Yusuf began with figuration, though. Like most artists. But then, he discovered the seduction of lines and autonomous forms shorn of meaning. The seduction of manipulating chaste lines to counterpoint space would allow great imaginative stimulation in terms of form. Adding paint imported body and colour, and the tactility of textures, opening up possibilities that were truly endless. As endless as the octave that creates symphonies. Or the letters of the alphabet that make up words and sentences.
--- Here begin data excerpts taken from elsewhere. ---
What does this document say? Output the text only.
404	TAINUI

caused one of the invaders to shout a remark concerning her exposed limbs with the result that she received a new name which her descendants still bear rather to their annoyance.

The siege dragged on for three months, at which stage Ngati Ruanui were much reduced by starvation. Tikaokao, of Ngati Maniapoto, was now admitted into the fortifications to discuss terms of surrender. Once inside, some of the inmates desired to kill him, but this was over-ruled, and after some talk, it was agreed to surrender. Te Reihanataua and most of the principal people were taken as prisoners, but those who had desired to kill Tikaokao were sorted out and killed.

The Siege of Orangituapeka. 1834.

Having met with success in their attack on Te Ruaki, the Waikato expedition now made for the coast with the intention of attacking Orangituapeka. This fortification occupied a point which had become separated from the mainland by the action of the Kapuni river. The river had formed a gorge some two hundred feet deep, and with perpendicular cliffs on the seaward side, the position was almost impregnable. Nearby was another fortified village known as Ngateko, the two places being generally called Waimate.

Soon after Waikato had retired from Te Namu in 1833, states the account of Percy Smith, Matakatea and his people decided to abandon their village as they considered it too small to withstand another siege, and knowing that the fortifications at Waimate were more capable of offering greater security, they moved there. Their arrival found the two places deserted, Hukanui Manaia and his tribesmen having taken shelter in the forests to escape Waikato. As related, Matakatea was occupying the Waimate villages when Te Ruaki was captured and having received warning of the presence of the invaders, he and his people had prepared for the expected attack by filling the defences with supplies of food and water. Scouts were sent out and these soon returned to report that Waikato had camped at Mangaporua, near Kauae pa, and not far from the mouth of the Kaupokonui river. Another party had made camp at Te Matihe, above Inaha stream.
This shift away from the objective seems to have led to a fairly rigorous approach in Yusuf, an approach that transcends humanism and narratives. At the same time, he has rejected both the lyrical romanticism that often informs semi-geometric landscapes and the emotional excess one identifies with expressionism, achieving, in the process, a degree of invisibility.
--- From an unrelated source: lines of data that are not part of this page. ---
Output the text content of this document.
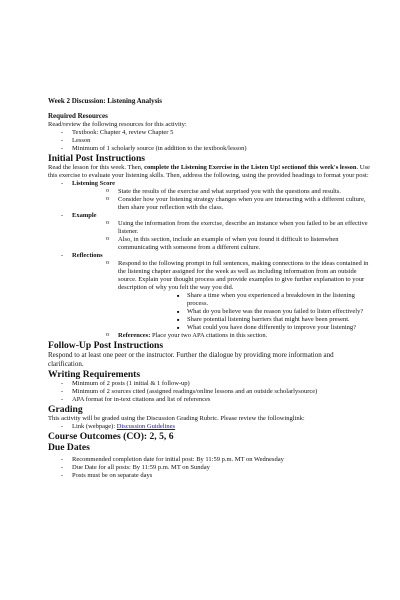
Week 2 Discussion: Listening Analysis
Required Resources

Read/review the following resources for this activity:

- Textbook: Chapter 4, review Chapter 5
- Lesson
- Minimum of 1 scholarly source (in addition to the textbook/lesson)
Initial Post Instructions

Read the lesson for this week. Then, complete the Listening Exercise in the Listen Up! sectionof this week's lesson. Use this exercise to evaluate your listening skills. Then, address the following, using the provided headings to format your post:

- Listening Score
o State the results of the exercise and what surprised you with the questions and results.
o Consider how your listening strategy changes when you are interacting with a different culture, then share your reflection with the class.
- Example
o Using the information from the exercise, describe an instance when you failed to be an effective listener.
o Also, in this section, include an example of when you found it difficult to listenwhen communicating with someone from a different culture.
- Reflections
o Respond to the following prompt in full sentences, making connections to the ideas contained in the listening chapter assigned for the week as well as including information from an outside source. Explain your thought process and provide examples to give further explanation to your description of why you felt the way you did.
■ Share a time when you experienced a breakdown in the listening process.
■ What do you believe was the reason you failed to listen effectively?
■ Share potential listening barriers that might have been present.
■ What could you have done differently to improve your listening?
o References: Place your two APA citations in this section.
Follow-Up Post Instructions

Respond to at least one peer or the instructor. Further the dialogue by providing more information and clarification.

Writing Requirements
- Minimum of 2 posts (1 initial & 1 follow-up)
- Minimum of 2 sources cited (assigned readings/online lessons and an outside scholarlysource)
- APA format for in-text citations and list of references
Grading

This activity will be graded using the Discussion Grading Rubric. Please review the followinglink:

- Link (webpage): Discussion Guidelines
Course Outcomes (CO): 2, 5, 6
Due Dates
- Recommended completion date for initial post: By 11:59 p.m. MT on Wednesday
- Due Date for all posts: By 11:59 p.m. MT on Sunday
- Posts must be on separate days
Because, while Yusuf the artist asserts his presence through his craft — the tiny ink marks and scatter of dots, the tease of textures and play of planes — Yusuf the man manages to remain absent. No meaning is imposed on the viewer, who is left to make what he will of these acrylics. No autobiographical leads are offered barring, possibly, oblique echoes in them of the rugged landscape of his state, Madhya Pradesh. However, geographical labels would be too limiting for formations that appear primordial.

But yes, if you were to look for a category under which to slot Yusuf, it would, indeed, be tempered expressionism. Yet, the tectonic pulls the paintings suggest through their configuration of lines and space, planes and textures, speak of a studied distance rather than a personal outpouring. As though the awe awakened by nature’s drama is calibrated, like that of an enquiring scientist, rather than wide-eyed, like that of religious mysticism.

Still, the enigma of unfathomable forces lends power to the paintings. Forces that inscribe the wear of ages on craggy surfaces in spectra of earth tones, forces that tear hefty chunks apart or join them in layered masses and send jagged flakes drifting in a space that’s often beige or a brilliant red, forces that work not along charted courses but by some cosmic accident for they are too big to be contained within the design of human reckoning. Though the palette in these acrylics is restricted — and in an earlier work is monochromatic — his small variations of tone and density along with minutely worked surface textures conjure up a wealth of illusions: depth, motion, substance.

Rather different, however, are the black-and-white drawings on handmade paper pasted on boards. These are mostly agile black bands whose calligraphic elegance brings to mind ideograms and evoke, briefly, the brusque grace and spontaneous strokes of Franz Kline abstractions. But, as in Kline’s work, these are not as hermetic as they seem at first glance, nor as spontaneous.

Their shapes yield biomorphic references, while the fringe of capillaries at the ends holds out quirky suggestions: a figure bending to throw its splayed hair forward, or an uprooted tree turned upside down. Plant life is summoned in other drawings too: a feminine trunk appears fecund in the shoots it sprouts; a rounded seed or fruit, covered with a mesh of lines, seems ready to be stripped down to its kernel, much like a coconut. What appears spontaneous at first is revealed, on scrutiny, as a painstaking load of details; of fine ink lines and shades of black and grey, subtly differentiated. But it’s not so much their chance reflection of images as the sheer dynamism of the strokes that imbues these signs with untamed life. Like the drawing of what looks like two Cs facing each other — or two eyes — interlocked in a breezy, balletic movement, as it were.

Each work is marked by what has become Yusuf’s unmistakable signature: the arrangement of nervy horizontal lines that run across the handmade paper or canvas he uses, even over the paintings and drawings.

The device, interestingly, alludes to palm fronds — which did the work of paper in this country’s pre-paper days — or blinds with narrow slats that are, hence, immanently collapsible. And thus, ultimately, mutable.